La Fédération des exploitants français le FNCF a réagit immédiatement trouvant la décision de Disney dommageable pour l’économie du cinéma, estimant l’exploitation injustement instrumentalisée dans cette affaire, et appellant à des réunions orchestrées par le CNC afin de trouver une solution. Selon Variety, l’info déclenche un petit vent de panique. Interrogé par la publication, Eric Marti dg de Comscore Movie France (institut qui recueille les données du box office), estime que si Disney fait la même chose avec trois quatre films par an, et est suivi par Paramount et Warner (qui vont tous deux lancer leur plateforme en France dans les mois à venir), la perte pour les cinémas pourrait représenter 15 à 20 millions d’entrées par an, soit un manque à gagner pour le CNC (financé en partie par une taxe sur les entrées et qui contribue lui même à financer le cinéma français) de 17-18M€.

Précisons tout de même que Disney n’est pas toujours si vertueux en ce qui concerne les sorties cinéma aux USA non plus, ayant décidé de mettre en ligne plusieurs films d’animation directement sur Disney+ sans passer par les salles, alors que celle-ci sont rouvertes, comme ce fut le cas avec le dernier Pixar Turning Red.

Nouvelles règles danoises sur les droits d’auteurs contestées

Au Danemark c’est un autres scénario qui se joue, relayé par la presse locale et internationale.
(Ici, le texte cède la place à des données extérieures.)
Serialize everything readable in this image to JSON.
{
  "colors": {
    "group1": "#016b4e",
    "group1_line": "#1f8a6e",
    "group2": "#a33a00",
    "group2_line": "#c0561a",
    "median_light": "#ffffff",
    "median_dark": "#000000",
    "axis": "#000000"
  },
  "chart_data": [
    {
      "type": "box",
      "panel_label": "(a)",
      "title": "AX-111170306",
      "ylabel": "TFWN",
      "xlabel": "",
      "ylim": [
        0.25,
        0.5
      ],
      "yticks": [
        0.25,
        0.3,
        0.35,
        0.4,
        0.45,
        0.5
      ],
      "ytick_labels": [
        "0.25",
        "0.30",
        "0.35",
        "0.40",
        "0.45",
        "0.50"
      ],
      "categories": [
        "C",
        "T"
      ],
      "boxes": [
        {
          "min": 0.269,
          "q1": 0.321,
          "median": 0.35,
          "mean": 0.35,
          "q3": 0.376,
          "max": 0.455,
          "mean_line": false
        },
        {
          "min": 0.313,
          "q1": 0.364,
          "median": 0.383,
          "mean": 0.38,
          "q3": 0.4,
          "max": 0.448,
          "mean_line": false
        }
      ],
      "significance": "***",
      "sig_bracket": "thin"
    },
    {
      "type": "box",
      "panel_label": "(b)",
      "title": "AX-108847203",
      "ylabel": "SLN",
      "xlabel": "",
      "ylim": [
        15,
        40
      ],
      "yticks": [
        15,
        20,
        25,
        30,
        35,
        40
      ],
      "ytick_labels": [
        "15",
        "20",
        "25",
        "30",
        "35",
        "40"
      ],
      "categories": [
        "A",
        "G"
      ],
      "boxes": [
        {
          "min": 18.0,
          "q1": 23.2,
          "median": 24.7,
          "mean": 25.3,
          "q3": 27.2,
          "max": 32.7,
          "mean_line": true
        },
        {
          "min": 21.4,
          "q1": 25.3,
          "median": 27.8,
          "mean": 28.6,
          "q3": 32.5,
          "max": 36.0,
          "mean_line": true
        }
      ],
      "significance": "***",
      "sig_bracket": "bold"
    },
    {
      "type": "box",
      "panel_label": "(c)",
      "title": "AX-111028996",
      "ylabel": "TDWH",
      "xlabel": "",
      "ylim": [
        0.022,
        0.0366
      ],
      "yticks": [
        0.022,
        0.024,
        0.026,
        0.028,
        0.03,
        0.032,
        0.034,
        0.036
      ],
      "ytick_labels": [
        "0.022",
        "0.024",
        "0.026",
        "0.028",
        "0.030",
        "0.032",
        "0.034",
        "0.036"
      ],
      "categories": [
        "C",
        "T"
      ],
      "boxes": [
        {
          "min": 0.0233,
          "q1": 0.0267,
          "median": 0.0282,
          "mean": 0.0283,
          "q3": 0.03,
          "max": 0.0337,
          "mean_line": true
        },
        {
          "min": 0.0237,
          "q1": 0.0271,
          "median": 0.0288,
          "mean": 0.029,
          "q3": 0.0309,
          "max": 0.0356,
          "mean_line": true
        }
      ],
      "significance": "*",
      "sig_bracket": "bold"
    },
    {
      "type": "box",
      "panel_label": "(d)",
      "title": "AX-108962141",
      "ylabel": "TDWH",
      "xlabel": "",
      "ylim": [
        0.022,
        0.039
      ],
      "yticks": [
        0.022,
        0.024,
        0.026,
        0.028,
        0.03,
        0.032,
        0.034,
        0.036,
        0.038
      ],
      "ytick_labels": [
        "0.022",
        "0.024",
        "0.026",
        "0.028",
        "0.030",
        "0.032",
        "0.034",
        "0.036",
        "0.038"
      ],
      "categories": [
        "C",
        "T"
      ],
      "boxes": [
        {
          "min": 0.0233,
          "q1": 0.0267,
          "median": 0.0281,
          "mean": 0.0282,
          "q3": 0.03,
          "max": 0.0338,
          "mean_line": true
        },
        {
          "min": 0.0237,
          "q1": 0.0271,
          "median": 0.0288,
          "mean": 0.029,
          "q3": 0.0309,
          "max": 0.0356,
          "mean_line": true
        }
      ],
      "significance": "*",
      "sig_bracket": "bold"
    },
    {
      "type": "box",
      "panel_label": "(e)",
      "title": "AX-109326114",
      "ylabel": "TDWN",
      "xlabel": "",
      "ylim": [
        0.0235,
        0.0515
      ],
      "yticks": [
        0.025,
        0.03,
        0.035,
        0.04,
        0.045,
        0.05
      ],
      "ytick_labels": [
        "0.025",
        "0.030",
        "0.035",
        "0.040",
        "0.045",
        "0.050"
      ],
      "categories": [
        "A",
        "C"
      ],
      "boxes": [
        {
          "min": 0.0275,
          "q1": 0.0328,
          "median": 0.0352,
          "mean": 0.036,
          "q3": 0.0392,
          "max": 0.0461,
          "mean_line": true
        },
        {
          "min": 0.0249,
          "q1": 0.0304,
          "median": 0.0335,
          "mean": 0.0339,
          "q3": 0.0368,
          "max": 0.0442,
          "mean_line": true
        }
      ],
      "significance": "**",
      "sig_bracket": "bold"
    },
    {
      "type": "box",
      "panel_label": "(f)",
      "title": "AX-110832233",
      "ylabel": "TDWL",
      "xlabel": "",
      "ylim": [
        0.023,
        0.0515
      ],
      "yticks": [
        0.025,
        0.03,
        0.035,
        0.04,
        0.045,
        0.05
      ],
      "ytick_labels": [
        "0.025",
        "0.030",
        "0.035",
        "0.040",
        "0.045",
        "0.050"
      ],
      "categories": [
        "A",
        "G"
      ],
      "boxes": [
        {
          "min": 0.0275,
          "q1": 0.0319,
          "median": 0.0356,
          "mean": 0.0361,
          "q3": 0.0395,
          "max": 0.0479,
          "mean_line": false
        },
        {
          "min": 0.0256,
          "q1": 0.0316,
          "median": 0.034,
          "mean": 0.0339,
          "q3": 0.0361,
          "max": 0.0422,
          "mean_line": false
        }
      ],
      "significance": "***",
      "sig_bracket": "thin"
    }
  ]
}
Les plateformes Netflix, TV2Play et maintenant Viaplay ont décidé d’arrêter le développement de fictions locales pour s’opposer à de nouvelles règles concernant les droits d’auteurs introduites par les syndicats de producteurs, Producentforeningen et d’auteurs, Create Denmark. Elle s’ajoutent à la promulgation récente d’une taxe culturelle de 6% sur le chiffre d’affaires des streamers. Viaplay, qui avait prévu de lancer 7 séries et films danois cette année et 10 par la suite, explique sa décision dans une lettre ouverte, indiquant que les nouvelles conditions sont intenables d’un point de vue commercial. La plateforme s’oppose à ce que la rémunération des auteurs soit calculée selon le succès international de la plateforme et non des titres, Viaplay étant loin de ne proposer que de la fiction et un grand nombre de facteurs jouant dans la croissance des abonnés, en premier lieu le sport. En l’état, Viaplay indique n’avoir pas d’autre solution que de stopper la production de fiction au Danemark tant qu’un meilleur accord n’est pas trouvé. “Additionné à l’obligation de 6%, cela risque de faire du Danemark un marché bien moins prioritaire en matière d’investissements dans les contenus locaux”, prévient la plateforme.

Création d’une coalition européenne de plateformes à Bruxelles

Alors que de nouvelles réglementations se multiplient en Europe, les plateformes deviennent moins dociles. Un certain nombre d’entre elles, dont Chili, FilmDoo, NBCUniversal, Netflix, Nokzedoc, Viaplay, Paramount, Pickbox, Sky, Sooner, StarzPlay, TVN, Univerciné Belgium, et Warner Bros Discovery ont créé le 10 mai la European VOD Coalition, basée à Bruxelles. “Les créateurs et producteurs de contenus n’ont jamais eu un si grand choix de partenaires grâce à nos membres” commente dans le communiqué sur cette création, le président de la Coalition, Daniel Friedlaender, Director of European Affairs chez Sky. “Il est temps d’encourager les investissements des acteurs VoD plutôt que de les sur-réguler”.